Case Digest: Tio v. Videogram Regulatory Board, 151 SCRA 208, G.R. No. L-75697, June 18, 1987
Taxation | Purposes of Taxation, Constitutional Limitation: Equal Protection of the Laws
Facts:
- Valentine Tio, doing business under the name and style of OMI Enterprises, filed a petition assailing the constitutionality of Presidential Decree No. 1987 establishing the Videogram Regulatory Board (VRB) to regulate and supervise the videogram industry.

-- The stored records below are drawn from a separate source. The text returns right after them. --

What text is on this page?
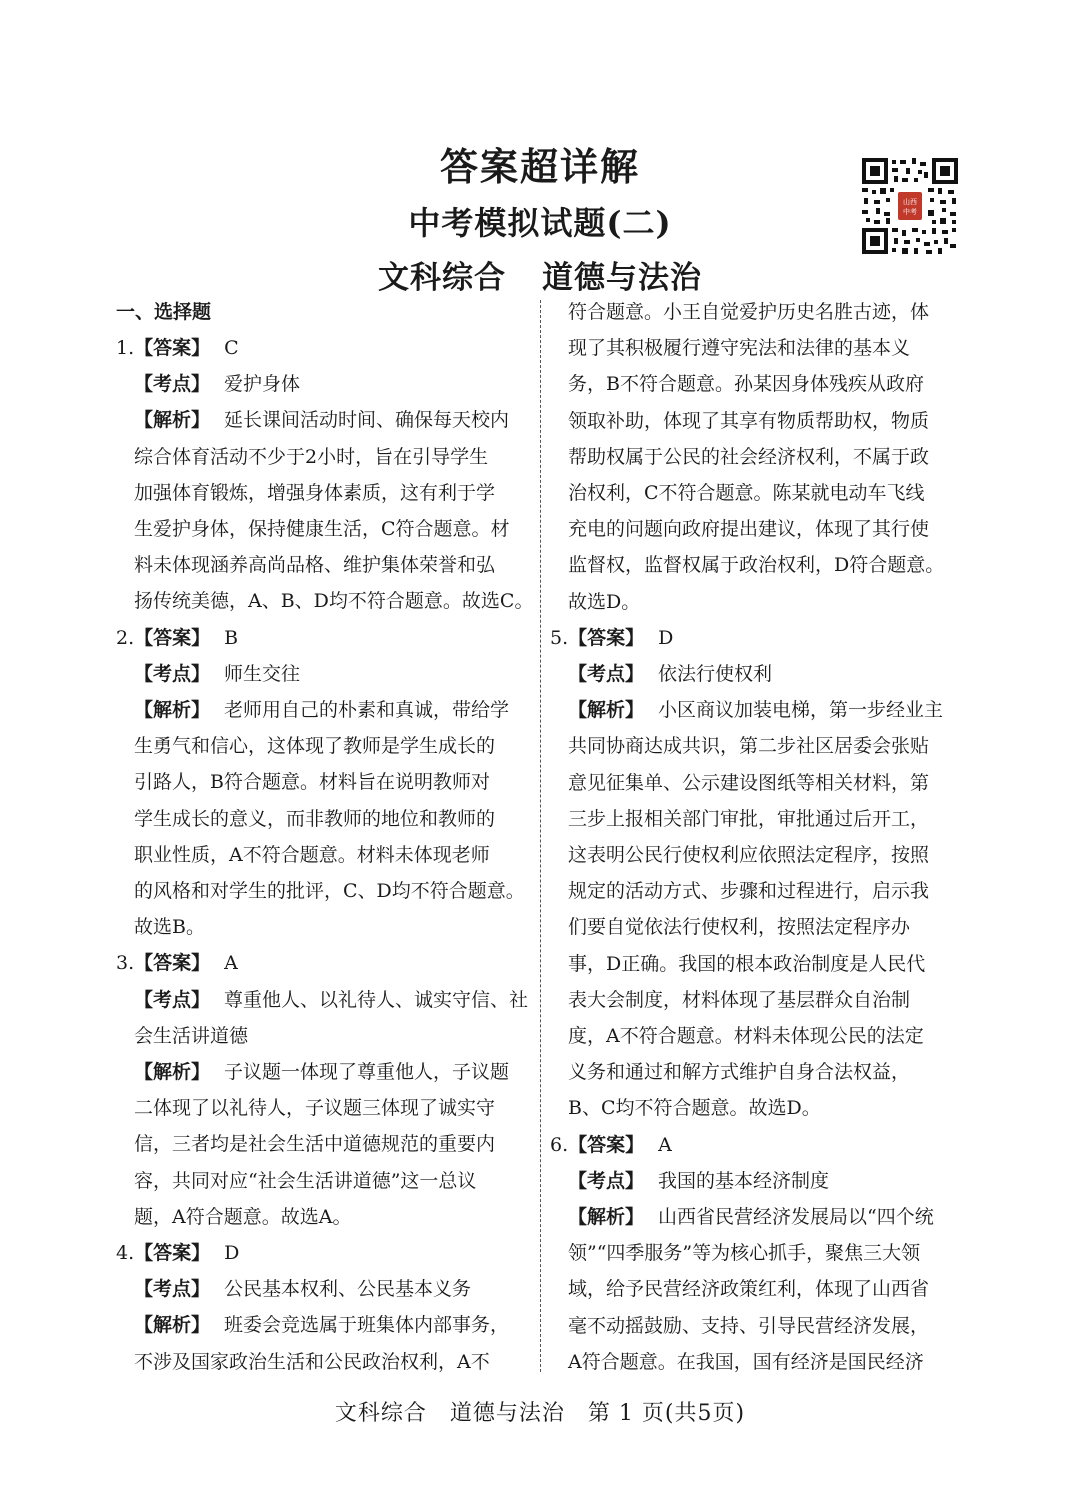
答案超详解
中考模拟试题(二)
文科综合 道德与法治
山西
中考
一、选择题
1.【答案】 C
【考点】 爱护身体
【解析】 延长课间活动时间、确保每天校内
综合体育活动不少于2小时，旨在引导学生
加强体育锻炼，增强身体素质，这有利于学
生爱护身体，保持健康生活，C符合题意。材
料未体现涵养高尚品格、维护集体荣誉和弘
扬传统美德，A、B、D均不符合题意。故选C。
2.【答案】 B
【考点】 师生交往
【解析】 老师用自己的朴素和真诚，带给学
生勇气和信心，这体现了教师是学生成长的
引路人，B符合题意。材料旨在说明教师对
学生成长的意义，而非教师的地位和教师的
职业性质，A不符合题意。材料未体现老师
的风格和对学生的批评，C、D均不符合题意。
故选B。
3.【答案】 A
【考点】 尊重他人、以礼待人、诚实守信、社
会生活讲道德
【解析】 子议题一体现了尊重他人，子议题
二体现了以礼待人，子议题三体现了诚实守
信，三者均是社会生活中道德规范的重要内
容，共同对应“社会生活讲道德”这一总议
题，A符合题意。故选A。
4.【答案】 D
【考点】 公民基本权利、公民基本义务
【解析】 班委会竞选属于班集体内部事务，
不涉及国家政治生活和公民政治权利，A不
符合题意。小王自觉爱护历史名胜古迹，体
现了其积极履行遵守宪法和法律的基本义
务，B不符合题意。孙某因身体残疾从政府
领取补助，体现了其享有物质帮助权，物质
帮助权属于公民的社会经济权利，不属于政
治权利，C不符合题意。陈某就电动车飞线
充电的问题向政府提出建议，体现了其行使
监督权，监督权属于政治权利，D符合题意。
故选D。
5.【答案】 D
【考点】 依法行使权利
【解析】 小区商议加装电梯，第一步经业主
共同协商达成共识，第二步社区居委会张贴
意见征集单、公示建设图纸等相关材料，第
三步上报相关部门审批，审批通过后开工，
这表明公民行使权利应依照法定程序，按照
规定的活动方式、步骤和过程进行，启示我
们要自觉依法行使权利，按照法定程序办
事，D正确。我国的根本政治制度是人民代
表大会制度，材料体现了基层群众自治制
度，A不符合题意。材料未体现公民的法定
义务和通过和解方式维护自身合法权益，
B、C均不符合题意。故选D。
6.【答案】 A
【考点】 我国的基本经济制度
【解析】 山西省民营经济发展局以“四个统
领”“四季服务”等为核心抓手，聚焦三大领
域，给予民营经济政策红利，体现了山西省
毫不动摇鼓励、支持、引导民营经济发展，
A符合题意。在我国，国有经济是国民经济
文科综合　道德与法治　第 1 页(共5页)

- The decree imposed a 30% tax on the sale, lease, or disposition of videograms.
Issues:
- Whether the tax imposed is harsh, confiscatory, oppressive and/or in unlawful restraint of trade in violation of the due process clause of the Constitution. NO
- Whether there is over regulation of the video industry as if it were a nuisance, which it is not. NO
Held:
1. Petitioner also submits that the thirty percent (30%) tax imposed is harsh and oppressive, confiscatory, and in restraint of trade. However, it is beyond serious question that a tax does not cease to be valid merely because it regulates, discourages, or even definitely deters the activities taxed.
The power to impose taxes is one so unlimited in force and so searching in extent, that the courts scarcely venture to declare that it is subject to any restrictions whatever, except such as rest in the discretion of the authority which exercises it. In imposing a tax, the legislature acts upon its constituents. This is, in general, a sufficient security against erroneous and oppressive taxation.
The tax imposed by the DECREE is not only a regulatory but also a revenue measure prompted by the realization that earnings of videogram establishments of around P600 million per annum have not been subjected to tax, thereby depriving the Government of an additional source of revenue. It is an end-user tax, imposed on retailers for every videogram they make available for public viewing. It is similar to the 30% amusement tax imposed or borne by the movie industry which the theater-owners pay to the government, but which is passed on to the entire cost of the admission ticket, thus shifting the tax burden on the buying or the viewing public. It is a tax that is imposed uniformly on all videogram operators.
The levy of the 30% tax is for a public purpose. It was imposed primarily to answer the need for regulating the video industry, particularly because of the rampant film piracy, the flagrant violation of intellectual property rights, and the proliferation of pornographic video tapes. And while it was also an objective of the DECREE to protect the movie industry, the tax remains a valid imposition.
The public purpose of a tax may legally exist even if the motive which impelled the legislature to impose the tax was to favor one industry over another.
It is inherent in the power to tax that a state be free to select the subjects of taxation, and it has been repeatedly held that "inequities which result from a singling out of one particular class for taxation or exemption infringe no constitutional limitation". Taxation has been made the implement of the state's police power.
At bottom, the rate of tax is a matter better addressed to the taxing legislature.
2. We do not share petitioner's fears that the video industry is being over-regulated and being eased out of existence as if it were a nuisance. Being a relatively new industry, the need for its regulation was apparent. While the underlying objective of the DECREE is to protect the moribund movie industry, there is no question that public welfare is at bottom of its enactment, considering "the unfair competition posed by rampant film piracy; the erosion of the moral fiber of the viewing public brought about by the availability of unclassified and unreviewed video tapes containing pornographic films and films with brutally violent sequences; and losses in government revenues due to the drop in theatrical attendance, not to mention the fact that the activities of video establishments are virtually untaxed since mere payment of Mayor's permit and municipal license fees are required to engage in business."
The enactment of the Decree since April 10, 1986 has not brought about the "demise" of the video industry. On the contrary, video establishments are seen to have proliferated in many places notwithstanding the 30% tax imposed.
In the last analysis, what petitioner basically questions is the necessity, wisdom and expediency of the DECREE. These considerations, however, are primarily and exclusively a matter of legislative concern.
Only congressional power or competence, not the wisdom of the action taken, may be the basis for declaring a statute invalid. This is as it ought to be. The principle of separation of powers has in the main wisely allocated the respective authority of each department and confined its jurisdiction to such a sphere. There would then be intrusion not allowable under the Constitution if on a matter left to the discretion of a coordinate branch, the judiciary would substitute its own. If there be adherence to the rule of law, as there ought to be, the last offender should be courts of justice, to which rightly litigants submit their controversy precisely to maintain unimpaired the supremacy of legal norms and prescriptions. The attack on the validity of the challenged provision likewise insofar as there may be objections, even if valid and cogent on its wisdom cannot be sustained.
In fine, petitioner has not overcome the presumption of validity which attaches to a challenged statute. We find no clear violation of the Constitution which would justify us in pronouncing Presidential Decree No. 1987 as unconstitutional and void.